Reference ID: 3393456 Patients taking ACE-inhibitors, thiazides or loop diuretics may have impaired response to these therapies when taking NSAIDs.
5.5 Congestive Heart Failure and Edema Fluid retention and edema have been observed in some patients treated with NSAIDs, including PENNSAID. Use PENNSAID with caution in patients with fluid retention or heart failure.
5.6 Renal Effects Use caution when initiating treatment with PENNSAID in patients with considerable dehydration.
Long-term administration of NSAIDs has resulted in renal papillary necrosis and other renal injury.

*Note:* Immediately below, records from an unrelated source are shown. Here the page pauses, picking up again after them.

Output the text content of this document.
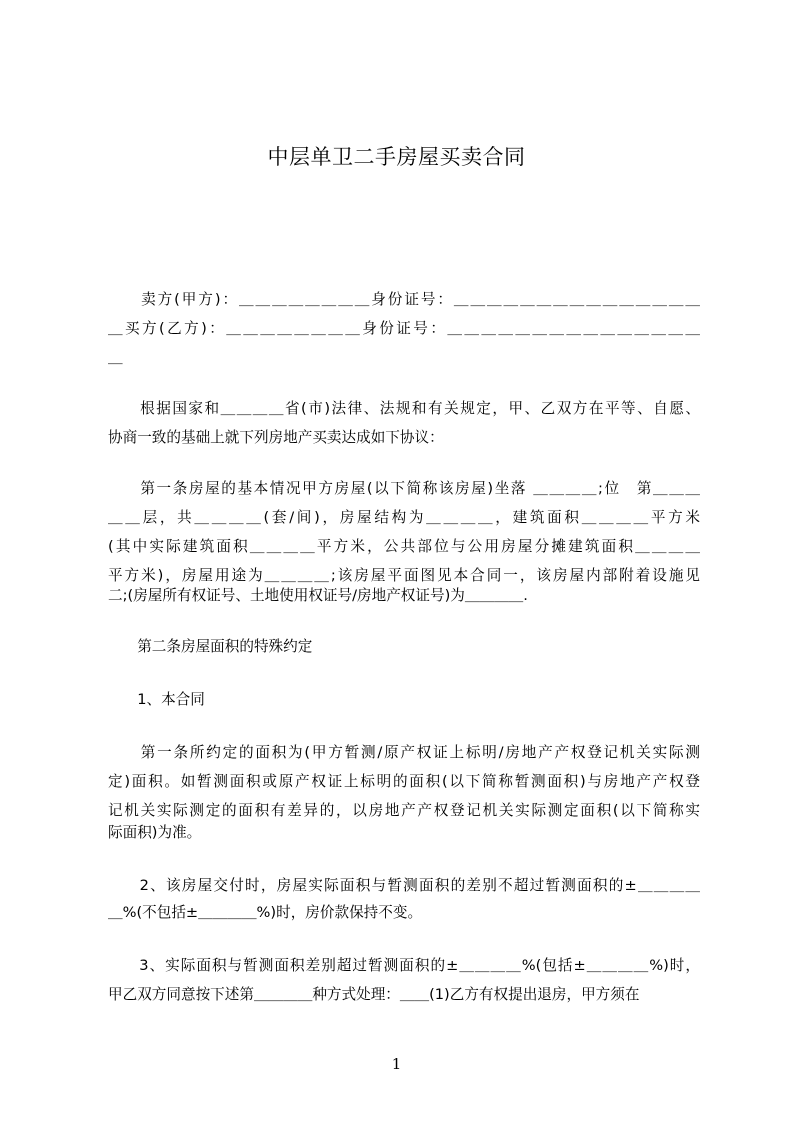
中层单卫二手房屋买卖合同
　　卖方(甲方)：＿＿＿＿＿＿＿＿身份证号：＿＿＿＿＿＿＿＿＿＿＿＿＿＿＿
＿买方(乙方)：＿＿＿＿＿＿＿＿身份证号：＿＿＿＿＿＿＿＿＿＿＿＿＿＿＿
＿
　　根据国家和＿＿＿＿省(市)法律、法规和有关规定，甲、乙双方在平等、自愿、
协商一致的基础上就下列房地产买卖达成如下协议：
　　第一条房屋的基本情况甲方房屋(以下简称该房屋)坐落 ＿＿＿＿;位　第＿＿＿
＿＿层，共＿＿＿＿(套/间)，房屋结构为＿＿＿＿，建筑面积＿＿＿＿平方米
(其中实际建筑面积＿＿＿＿平方米，公共部位与公用房屋分摊建筑面积＿＿＿＿
平方米)，房屋用途为＿＿＿＿;该房屋平面图见本合同一，该房屋内部附着设施见
二;(房屋所有权证号、土地使用权证号/房地产权证号)为＿＿＿＿.
　　第二条房屋面积的特殊约定
　　1、本合同
　　第一条所约定的面积为(甲方暂测/原产权证上标明/房地产产权登记机关实际测
定)面积。如暂测面积或原产权证上标明的面积(以下简称暂测面积)与房地产产权登
记机关实际测定的面积有差异的，以房地产产权登记机关实际测定面积(以下简称实
际面积)为准。
　　2、该房屋交付时，房屋实际面积与暂测面积的差别不超过暂测面积的±＿＿＿＿
＿%(不包括±＿＿＿＿%)时，房价款保持不变。
　　3、实际面积与暂测面积差别超过暂测面积的±＿＿＿＿%(包括±＿＿＿＿%)时，
甲乙双方同意按下述第＿＿＿＿种方式处理：＿＿(1)乙方有权提出退房，甲方须在
1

Renal toxicity has also been seen in patients in whom renal prostaglandins have a compensatory role in the maintenance of renal perfusion. In these patients, administration of an NSAID may cause a dose-dependent reduction in prostaglandin formation and, secondarily, in renal blood flow, which may precipitate overt renal decompensation. Patients at greatest risk of this reaction are those with impaired renal function, heart failure, liver dysfunction, those taking diuretics and ACE-inhibitors, and the elderly. Discontinuation of NSAID therapy is usually followed by recovery to the pretreatment state.
No information is available from controlled clinical studies regarding the use of PENNSAID in patients with advanced renal disease. Therefore, treatment with PENNSAID is not recommended in patients with advanced renal disease. If PENNSAID therapy is initiated, close monitoring of the patient's renal function is advisable.
5.7 Anaphylactoid Reactions As with other NSAIDs, anaphylactoid reactions may occur in patients without prior exposure to PENNSAID. Do not prescribe PENNSAID to patients with the aspirin triad. This symptom complex typically occurs in asthmatic patients who experience rhinitis with or without nasal polyps, or who exhibit severe, potentially fatal bronchospasm after taking aspirin or other NSAIDs [see Contraindications (4) and Warnings and Precautions (5.10)]. Seek emergency help in cases where an anaphylactoid reaction occurs.
5.8 Skin Reactions Do not apply PENNSAID to open skin wounds, infections, inflammations, or exfoliative dermatitis, as it may affect absorption and tolerability of the drug.